God will roll up sleeves and get down on hands and knees. God doesn’t just stay above the fray and swoop to save us quickly. There are times we might prefer to have a God who does that, a God who waves a magic wand and fixes everything. But, God has committed to be among us not as a superhero or a magician but rather as a shepherd caring for sheep, as a woman searching for a lost coin.

This is good news because getting lost and being found is also more complicated than these stories present. These stories could give the impression that we’re either completely lost or totally safe within the fold – gone astray or clearly on the straight and narrow path. The truth is we all get lost and found over and over again. We get tangled up in our pride, we trip up on anger, we get stuck in a pit of self-pity, often many times each day. We don’t need a superhero to swoop in and rescue us once in a while. We need to be sought out as often as floors need to be swept; we need a shepherd who is on the path with us every day.

It is only with the help of the shepherd that we can repent. The word repent means to turn and go in an- other direction. And, we need the constant help of a shepherd to lead us from paths that will leave us lost, to get us turned around and following the way of life, well-being, and true joy.

Too often these stories have been used to say, “We have to repent in order to be saved” – as if repentance is something that we can do on our own, as if God’s saving is dependent on what we do. Yet, thinking we can do it on our own gets us lost. Thinking it all depends on us gets us lost. Besides, sheep and coins can’t do anything to repent. They need to be found by a searching shepherd, a devoted woman. We who are the sheep of God’s pasture need God to search us out each new day, to turn us back to the path of life – time and time again.

This is what God does for us. In Christ Jesus, God has entered our world and is present with us on the paths we travel each day. God is there to find us, to turn us, to lead us. Each week, we are led back here to receive God’s word and the meal of God’s forgiveness – we are nourished and healed for the journey.

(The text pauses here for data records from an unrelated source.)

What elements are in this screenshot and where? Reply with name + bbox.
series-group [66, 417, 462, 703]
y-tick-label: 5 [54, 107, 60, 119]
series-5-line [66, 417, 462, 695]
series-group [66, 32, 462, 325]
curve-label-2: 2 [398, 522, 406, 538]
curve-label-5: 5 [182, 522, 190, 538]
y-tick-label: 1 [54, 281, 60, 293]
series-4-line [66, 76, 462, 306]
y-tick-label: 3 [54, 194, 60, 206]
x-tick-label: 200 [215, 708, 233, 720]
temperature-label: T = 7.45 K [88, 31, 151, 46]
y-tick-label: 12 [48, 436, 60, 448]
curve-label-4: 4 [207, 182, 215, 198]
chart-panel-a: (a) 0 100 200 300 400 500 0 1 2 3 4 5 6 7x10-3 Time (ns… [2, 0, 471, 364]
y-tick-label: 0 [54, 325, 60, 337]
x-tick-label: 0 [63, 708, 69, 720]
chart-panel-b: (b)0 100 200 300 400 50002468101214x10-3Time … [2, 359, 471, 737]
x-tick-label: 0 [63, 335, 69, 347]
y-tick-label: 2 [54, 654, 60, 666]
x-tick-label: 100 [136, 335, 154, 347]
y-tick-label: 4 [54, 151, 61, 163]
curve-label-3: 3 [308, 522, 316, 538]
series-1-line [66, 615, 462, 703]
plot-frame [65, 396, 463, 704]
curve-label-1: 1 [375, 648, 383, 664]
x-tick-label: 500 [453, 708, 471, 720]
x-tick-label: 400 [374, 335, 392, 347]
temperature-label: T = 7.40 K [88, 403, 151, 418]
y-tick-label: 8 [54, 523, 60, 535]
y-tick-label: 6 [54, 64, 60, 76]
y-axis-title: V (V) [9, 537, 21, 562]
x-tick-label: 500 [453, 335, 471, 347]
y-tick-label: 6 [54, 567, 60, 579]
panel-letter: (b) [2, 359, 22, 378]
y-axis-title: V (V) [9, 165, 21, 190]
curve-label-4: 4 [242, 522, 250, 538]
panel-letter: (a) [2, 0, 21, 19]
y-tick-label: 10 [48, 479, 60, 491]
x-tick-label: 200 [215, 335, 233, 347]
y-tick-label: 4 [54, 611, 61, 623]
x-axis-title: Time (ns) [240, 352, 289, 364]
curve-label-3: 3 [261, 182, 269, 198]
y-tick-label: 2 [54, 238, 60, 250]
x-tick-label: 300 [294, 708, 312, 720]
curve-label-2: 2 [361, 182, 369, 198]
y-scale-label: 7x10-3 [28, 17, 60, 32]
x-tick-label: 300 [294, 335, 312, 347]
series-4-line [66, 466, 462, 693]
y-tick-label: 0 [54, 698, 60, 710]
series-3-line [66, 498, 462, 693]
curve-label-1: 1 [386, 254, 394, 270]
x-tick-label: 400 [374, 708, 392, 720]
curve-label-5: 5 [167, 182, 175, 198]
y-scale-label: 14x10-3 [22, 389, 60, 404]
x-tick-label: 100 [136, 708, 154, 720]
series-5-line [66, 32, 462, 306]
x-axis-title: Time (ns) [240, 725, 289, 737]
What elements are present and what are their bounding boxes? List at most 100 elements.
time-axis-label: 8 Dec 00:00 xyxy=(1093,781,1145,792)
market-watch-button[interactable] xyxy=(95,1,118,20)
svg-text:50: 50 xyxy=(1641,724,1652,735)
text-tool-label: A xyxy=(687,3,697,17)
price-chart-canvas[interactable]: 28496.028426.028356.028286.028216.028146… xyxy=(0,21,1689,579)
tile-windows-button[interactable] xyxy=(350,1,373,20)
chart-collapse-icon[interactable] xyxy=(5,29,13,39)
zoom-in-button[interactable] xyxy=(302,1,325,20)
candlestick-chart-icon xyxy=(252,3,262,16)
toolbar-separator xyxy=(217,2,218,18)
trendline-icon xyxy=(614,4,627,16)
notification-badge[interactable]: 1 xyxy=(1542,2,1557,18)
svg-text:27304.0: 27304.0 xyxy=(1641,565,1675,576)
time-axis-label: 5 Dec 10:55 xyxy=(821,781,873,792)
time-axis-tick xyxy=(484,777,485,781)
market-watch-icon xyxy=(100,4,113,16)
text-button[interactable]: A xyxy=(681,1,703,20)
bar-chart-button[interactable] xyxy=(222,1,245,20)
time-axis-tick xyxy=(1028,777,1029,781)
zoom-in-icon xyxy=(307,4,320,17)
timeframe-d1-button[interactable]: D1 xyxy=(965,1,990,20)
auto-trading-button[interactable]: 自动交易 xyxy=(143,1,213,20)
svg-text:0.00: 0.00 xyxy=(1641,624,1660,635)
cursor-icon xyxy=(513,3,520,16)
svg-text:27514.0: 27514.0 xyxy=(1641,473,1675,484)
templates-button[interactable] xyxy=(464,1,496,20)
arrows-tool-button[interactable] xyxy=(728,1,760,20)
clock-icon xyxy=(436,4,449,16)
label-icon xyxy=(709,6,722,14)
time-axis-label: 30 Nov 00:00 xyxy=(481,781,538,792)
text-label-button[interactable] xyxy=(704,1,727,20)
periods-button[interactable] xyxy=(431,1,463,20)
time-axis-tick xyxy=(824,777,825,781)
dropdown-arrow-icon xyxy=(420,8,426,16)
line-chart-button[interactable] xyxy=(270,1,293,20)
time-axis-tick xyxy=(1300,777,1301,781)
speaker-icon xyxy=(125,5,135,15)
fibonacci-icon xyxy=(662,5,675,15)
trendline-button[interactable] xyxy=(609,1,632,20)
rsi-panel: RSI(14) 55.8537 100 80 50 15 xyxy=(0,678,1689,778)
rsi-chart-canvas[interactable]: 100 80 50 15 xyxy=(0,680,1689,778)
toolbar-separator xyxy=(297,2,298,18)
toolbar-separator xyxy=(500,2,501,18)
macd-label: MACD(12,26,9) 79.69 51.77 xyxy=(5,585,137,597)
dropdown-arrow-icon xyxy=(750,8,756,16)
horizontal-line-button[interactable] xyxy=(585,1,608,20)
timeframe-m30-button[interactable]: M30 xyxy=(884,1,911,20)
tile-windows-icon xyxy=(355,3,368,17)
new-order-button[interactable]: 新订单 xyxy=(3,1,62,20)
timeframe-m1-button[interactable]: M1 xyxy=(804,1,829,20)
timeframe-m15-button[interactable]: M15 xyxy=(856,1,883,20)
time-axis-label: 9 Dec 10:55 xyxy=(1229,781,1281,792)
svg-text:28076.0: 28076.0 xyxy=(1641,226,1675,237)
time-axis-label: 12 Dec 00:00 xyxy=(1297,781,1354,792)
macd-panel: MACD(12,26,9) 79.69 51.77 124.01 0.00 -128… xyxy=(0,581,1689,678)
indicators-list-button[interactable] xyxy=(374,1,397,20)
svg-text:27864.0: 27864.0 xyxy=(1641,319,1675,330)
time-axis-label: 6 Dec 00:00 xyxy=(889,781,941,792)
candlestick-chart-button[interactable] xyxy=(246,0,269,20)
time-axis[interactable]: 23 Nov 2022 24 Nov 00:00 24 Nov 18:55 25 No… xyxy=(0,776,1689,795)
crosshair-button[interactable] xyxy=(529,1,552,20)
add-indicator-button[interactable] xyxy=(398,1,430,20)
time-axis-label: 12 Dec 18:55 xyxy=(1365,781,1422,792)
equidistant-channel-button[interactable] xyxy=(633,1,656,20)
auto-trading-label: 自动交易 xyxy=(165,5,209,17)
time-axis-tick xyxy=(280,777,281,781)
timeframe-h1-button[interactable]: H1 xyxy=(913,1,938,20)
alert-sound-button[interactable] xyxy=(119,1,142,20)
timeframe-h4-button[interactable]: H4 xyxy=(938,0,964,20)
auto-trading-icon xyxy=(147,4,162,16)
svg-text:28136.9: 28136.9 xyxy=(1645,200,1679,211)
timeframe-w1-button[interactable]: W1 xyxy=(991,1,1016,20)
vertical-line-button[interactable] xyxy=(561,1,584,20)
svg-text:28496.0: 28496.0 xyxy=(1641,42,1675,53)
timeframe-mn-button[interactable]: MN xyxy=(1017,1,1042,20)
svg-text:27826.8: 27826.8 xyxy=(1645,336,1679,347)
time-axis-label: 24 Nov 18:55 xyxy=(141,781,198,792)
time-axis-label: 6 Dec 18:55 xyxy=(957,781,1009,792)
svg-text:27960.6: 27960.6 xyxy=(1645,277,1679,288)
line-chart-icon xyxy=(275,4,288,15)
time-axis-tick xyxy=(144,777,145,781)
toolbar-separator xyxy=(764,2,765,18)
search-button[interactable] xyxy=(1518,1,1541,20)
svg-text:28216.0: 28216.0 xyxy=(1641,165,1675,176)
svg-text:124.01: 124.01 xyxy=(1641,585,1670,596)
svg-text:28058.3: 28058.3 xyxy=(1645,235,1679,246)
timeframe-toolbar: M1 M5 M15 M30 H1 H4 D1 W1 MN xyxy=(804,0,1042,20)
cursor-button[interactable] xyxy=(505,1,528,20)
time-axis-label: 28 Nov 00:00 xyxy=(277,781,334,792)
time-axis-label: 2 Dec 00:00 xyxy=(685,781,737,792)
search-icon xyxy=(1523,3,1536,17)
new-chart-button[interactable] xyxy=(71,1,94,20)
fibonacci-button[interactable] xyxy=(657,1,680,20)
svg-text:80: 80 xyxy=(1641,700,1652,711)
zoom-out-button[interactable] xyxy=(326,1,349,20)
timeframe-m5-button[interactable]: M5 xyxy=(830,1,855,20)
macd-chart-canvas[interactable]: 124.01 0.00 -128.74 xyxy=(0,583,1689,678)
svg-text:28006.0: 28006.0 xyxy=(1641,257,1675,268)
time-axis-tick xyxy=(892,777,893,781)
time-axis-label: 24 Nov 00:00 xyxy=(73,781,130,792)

There are hard roads ahead in this world that is plagued with religious violence, racial tensions, a refugee crisis, climate change. Sometimes we’re tempted to get off the road and go hide. But that, too, would leave us lost.

Instead …

Let’s follow our shepherd who leads us on paths of love, forgiveness and service to others.

Let’s follow the woman holding out a lamp, shedding light, searching for a treasured object.

Let’s go shed light and convey the good news that all are treasured and beloved.

And, let’s take a moment for silent prayer.